All surgical procedures were conducted as previously reported (Gil-Bea et al., 2004). Briefly, rats anaesthetized with a mixture of ketamine and xylazine were placed in a stereotaxic frame (Kopf, USA), with the incisor bar set 3.5 mm below the interaural line. One microlitre of the immunotoxin 192-IgG-Saporin (0.067 µg/µL/hemisphere) was infused bilaterally into the nucleus basalis magnocellularis (NBM) of the basal forebrain at the following coordinates (from bregma): AP −0.9 mm, ML ± 2.9 mm, DV −6.5 mm, according to the atlas of Paxinos & Watson (1982). Post-lesion survival times were established at 7 days.

To assess the extent of the lesion, acetylcholinesterase (AChE) and choline acetyltransferase (ChAT) activities were measured in the frontal cortex as described in Gil-Bea et al. (2004).

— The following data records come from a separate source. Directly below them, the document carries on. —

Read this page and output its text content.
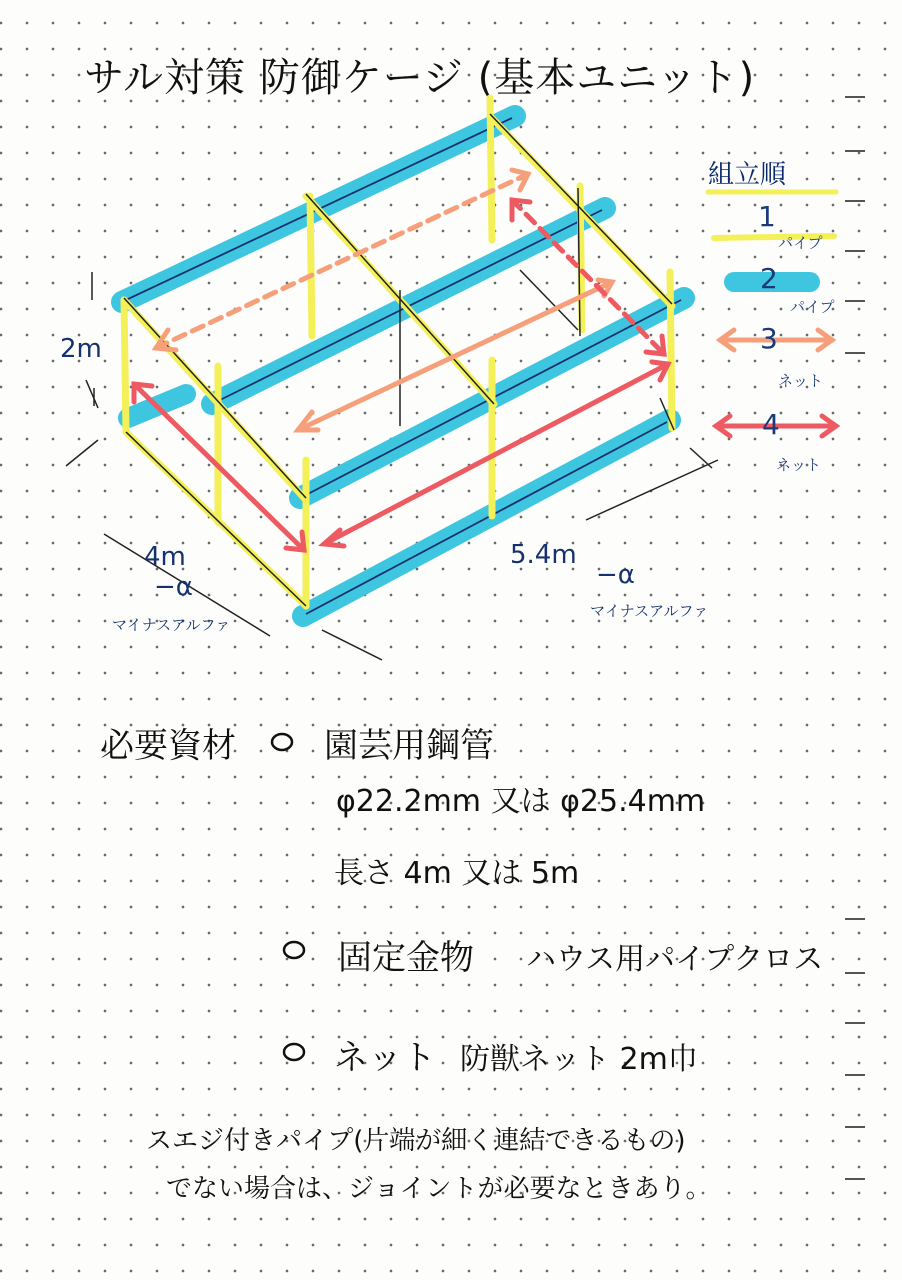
サル対策 防御ケージ (基本ユニット)
組立順
1
パイプ
2
パイプ
3
ネット
4
ネット
2m
4m
−α
マイナスアルファ
5.4m
−α
マイナスアルファ
必要資材	園芸用鋼管
φ22.2mm 又は φ25.4mm
長さ 4m 又は 5m
固定金物 ハウス用パイプクロス
ネット 防獣ネット 2m巾
スエジ付きパイプ(片端が細く連結できるもの)
でない場合は、ジョイントが必要なときあり。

In situhybridization for 5-HT₆receptor mRNA

The oligonucleotide complementary to the coding sequence of rat 5-HT₆ mRNA used was: 5′-GGTGGCCCTGGTGGGTGGCGGGGGGTCCCGTGTGGCCTCTCCAG-3′ (Sigma Genosys, UK). The probe was 3′-tail labelled with αS[³⁵S]dATP (specific activity > 1000 Ci/mmol). Negative controls including sense oligonucleotide showed minimal background signals. Sections were exposed to Biomax MR film (Kodak) for 21 days at 4 °C The relative abundance of 5-HT₆ mRNA was determined by densitometry quantification of autoradiograms using the Microcomputer Imaging Device (Imaging Research, St Catherines, Ontario, Canada) corrected for non-specific signals. Densitometric values from three sections of each animal were averaged and expressed as nCi/g tissue.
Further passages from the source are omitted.